# Probleme beim Umwandeln von AVI!



## Zorck (11. März 2003)

Hallo Leute!
Ich hab nen Video im AVI-Format. Will dieses nun auf als VCD brennen. mit knapp 120 min is dieses aber nen bißchen arg lang für eine CD.
Daher wollte ich es teilen um es dann mit Nero zu brennen.

Ich wollte es mit VirtuelDub versuchen. Dies ging aber nicht. VirtualDzb kannte den Codec nicht.
Er sagt beim Laden immer: 
"Couldn't locate decompressor for format 'DIV3' (Microsoft High-Speed MPEG-4 V3 [Hack: DivX Low-Motion]) ....."

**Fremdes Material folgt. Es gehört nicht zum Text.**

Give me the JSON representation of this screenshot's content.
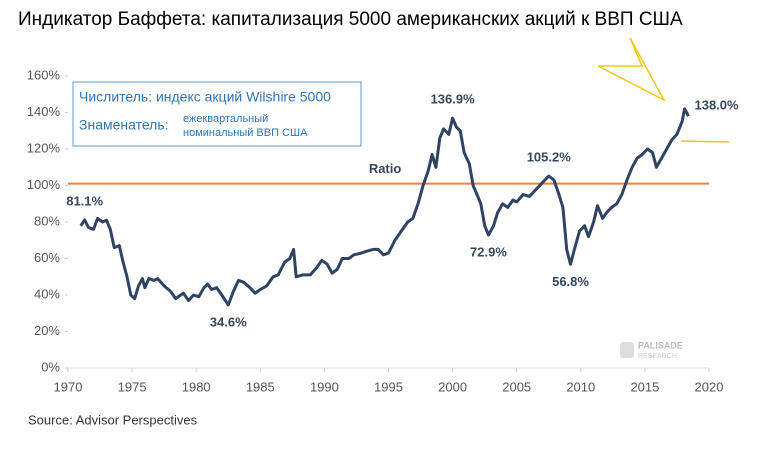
{
  "chart_data": {
    "type": "line",
    "title": "Индикатор Баффета: капитализация 5000 американских акций к ВВП США",
    "source": "Source: Advisor Perspectives",
    "watermark": [
      "PALISADE",
      "RESEARCH"
    ],
    "note": {
      "numerator": "Числитель: индекс акций Wilshire 5000",
      "denominator": "Знаменатель:",
      "denominator_lines": [
        "ежеквартальный",
        "номинальный ВВП США"
      ]
    },
    "reference_line": {
      "value": 101,
      "label": "Ratio",
      "color": "#f07f3c"
    },
    "color": "#2f4363",
    "x": [
      1971.0,
      1971.3,
      1971.6,
      1972.0,
      1972.3,
      1972.7,
      1973.0,
      1973.3,
      1973.6,
      1974.0,
      1974.3,
      1974.6,
      1974.9,
      1975.2,
      1975.5,
      1975.8,
      1976.0,
      1976.3,
      1976.7,
      1977.0,
      1977.5,
      1978.0,
      1978.4,
      1978.8,
      1979.0,
      1979.4,
      1979.8,
      1980.2,
      1980.6,
      1980.9,
      1981.2,
      1981.6,
      1982.0,
      1982.5,
      1982.9,
      1983.3,
      1983.7,
      1984.2,
      1984.6,
      1985.0,
      1985.5,
      1986.0,
      1986.4,
      1986.9,
      1987.3,
      1987.6,
      1987.8,
      1988.3,
      1988.9,
      1989.4,
      1989.8,
      1990.2,
      1990.6,
      1991.0,
      1991.4,
      1991.9,
      1992.3,
      1992.9,
      1993.3,
      1993.8,
      1994.2,
      1994.6,
      1995.0,
      1995.5,
      1996.0,
      1996.5,
      1996.9,
      1997.3,
      1997.7,
      1998.1,
      1998.4,
      1998.7,
      1999.0,
      1999.3,
      1999.7,
      2000.0,
      2000.3,
      2000.6,
      2000.9,
      2001.3,
      2001.6,
      2001.9,
      2002.2,
      2002.5,
      2002.8,
      2003.2,
      2003.5,
      2003.9,
      2004.3,
      2004.7,
      2005.0,
      2005.5,
      2006.0,
      2006.4,
      2006.8,
      2007.2,
      2007.5,
      2007.9,
      2008.3,
      2008.6,
      2008.9,
      2009.2,
      2009.5,
      2009.9,
      2010.3,
      2010.6,
      2011.0,
      2011.3,
      2011.7,
      2012.0,
      2012.4,
      2012.8,
      2013.2,
      2013.6,
      2014.0,
      2014.4,
      2014.8,
      2015.2,
      2015.6,
      2015.9,
      2016.3,
      2016.7,
      2017.1,
      2017.5,
      2017.9,
      2018.1,
      2018.4
    ],
    "values": [
      78,
      81.1,
      77,
      76,
      82,
      80,
      81,
      76,
      66,
      67,
      58,
      50,
      40,
      38,
      45,
      49,
      44,
      49,
      48,
      49,
      45,
      42,
      38,
      40,
      41,
      37,
      40,
      39,
      44,
      46,
      43,
      44,
      40,
      34.6,
      42,
      48,
      47,
      44,
      41,
      43,
      45,
      50,
      51,
      58,
      60,
      65,
      50,
      51,
      51,
      55,
      59,
      57,
      52,
      54,
      60,
      60,
      62,
      63,
      64,
      65,
      65,
      62,
      63,
      70,
      75,
      80,
      82,
      90,
      100,
      108,
      117,
      110,
      126,
      131,
      128,
      136.9,
      132,
      130,
      118,
      112,
      100,
      95,
      90,
      78,
      72.9,
      78,
      85,
      90,
      88,
      92,
      91,
      95,
      94,
      97,
      100,
      103,
      105.2,
      103,
      95,
      88,
      65,
      56.8,
      65,
      75,
      78,
      72,
      80,
      89,
      82,
      85,
      88,
      90,
      95,
      103,
      110,
      115,
      117,
      120,
      118,
      110,
      115,
      120,
      125,
      128,
      135,
      142,
      138.0
    ],
    "value_labels": [
      null,
      "81.1%",
      null,
      null,
      null,
      null,
      null,
      null,
      null,
      null,
      null,
      null,
      null,
      null,
      null,
      null,
      null,
      null,
      null,
      null,
      null,
      null,
      null,
      null,
      null,
      null,
      null,
      null,
      null,
      null,
      null,
      null,
      null,
      "34.6%",
      null,
      null,
      null,
      null,
      null,
      null,
      null,
      null,
      null,
      null,
      null,
      null,
      null,
      null,
      null,
      null,
      null,
      null,
      null,
      null,
      null,
      null,
      null,
      null,
      null,
      null,
      null,
      null,
      null,
      null,
      null,
      null,
      null,
      null,
      null,
      null,
      null,
      null,
      null,
      null,
      null,
      "136.9%",
      null,
      null,
      null,
      null,
      null,
      null,
      null,
      null,
      "72.9%",
      null,
      null,
      null,
      null,
      null,
      null,
      null,
      null,
      null,
      null,
      null,
      "105.2%",
      null,
      null,
      null,
      null,
      "56.8%",
      null,
      null,
      null,
      null,
      null,
      null,
      null,
      null,
      null,
      null,
      null,
      null,
      null,
      null,
      null,
      null,
      null,
      null,
      null,
      null,
      null,
      null,
      null,
      null,
      "138.0%"
    ],
    "xlim": [
      1970,
      2020
    ],
    "ylim": [
      0,
      160
    ],
    "xticks": [
      1970,
      1975,
      1980,
      1985,
      1990,
      1995,
      2000,
      2005,
      2010,
      2015,
      2020
    ],
    "yticks": [
      {
        "value": 0,
        "label": "0%"
      },
      {
        "value": 20,
        "label": "20%"
      },
      {
        "value": 40,
        "label": "40%"
      },
      {
        "value": 60,
        "label": "60%"
      },
      {
        "value": 80,
        "label": "80%"
      },
      {
        "value": 100,
        "label": "100%"
      },
      {
        "value": 120,
        "label": "120%"
      },
      {
        "value": 140,
        "label": "140%"
      },
      {
        "value": 160,
        "label": "160%"
      }
    ]
  }
}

Dann hab ich es mit TMPEGnc versucht. Aber auch das Prog spinnt rum.
Hab ich überhaupt eine Chance dieses Video zu zerteilen?
Wie kann ich es umwandeln um es in VD öffnen zu können oder womit kann ich es direkt zerteilen??


----------



## goela (11. März 2003)

Ich vermute stark, Du musst Dir den DivX-Codec 3.xx besorgen (was schwierig sein dürfte). Dann klappts auch mit VirtualDub!


----------



## Zorck (11. März 2003)

Danke - ich hab sogar noch den ersten release von dixX 3 gefunden!
Klappt jetzt!


----------



## Zorck (11. März 2003)

Jetzt hab ich jedoch noch nen anderes Problem!
Ich hab das Video jetzt geteilt. Blöderweise sind die Video- und Audiospur nicht mehr synchron.

Was kann ich da machen?? 
Audio und Video hatte ich auf direct stream copy. Geteielt hab ich einfach durch Set Selection Start bzw End! Und dann einfach Save as AVI...

Hab ich was falsch gemacht? Was kann ich verändern, dass beides wieder synchron ist??


----------



## Zorck (12. März 2003)

Sorry, dass ich schon wieder schreibe. Jetzt hab ich einfach ein Teil vom AVI direkt in MPEG umgewandeld (mit TMPEGnc). Hat auch alles geklappt. Nur hier hab ich gar keinen Sound!!

Was kann ich da machen?? 

I need help!


----------



## goela (12. März 2003)

Ich glaube, es liegt daran, dass TMPEG kein MP3 decodieren kann. Dies wird bei Deinem AVI wahrscheinlich der Fall sein.

Tip:
Verwende TMPEG mit VirtualDub als Frameserver. Damit kannst Du Dein Material unkomprimiert von VirtualDub in TMPEG einspeisen.

Wie das geht?
Such mal mit Google mit Stichwort "VirtualDub Frameserver TMPEG" da wirst Du die nötige Info finden - ganz sicher!


----------



## Zorck (12. März 2003)

Und wieso der Sound bei VD asynchron is weißt du nicht?
Was könnt ich da noch probieren??


----------



## goela (12. März 2003)

Leider nicht sicher! Möglicherweise hängt es ebenfalls mit MP3 zusammen. Vielleicht mal bei Audio nicht "Direct Stream" verwenden.


----------



## Zorck (12. März 2003)

Bei Audio hatte ich direct stream!
Hab jetzt ewig umherprobiert! 

Der erste Teil war dann sogar synchron - der zweite leider nicht mehr!

Jetzt hab ich das gesamte video von VD aus gespeichert und bei Audio auf 'Full Precessing Mode' gestellt.

Jetzt erkennt auch TMPEG den sound!
Also kann ich nu das Video auch dort teilen und direkt in MPEG umwandeln. Müsste eigentlich klappen!
Falls nich, werd ich mich wohl oder überl nochmal melden!  

Aber danke für deine Hilfe!


----------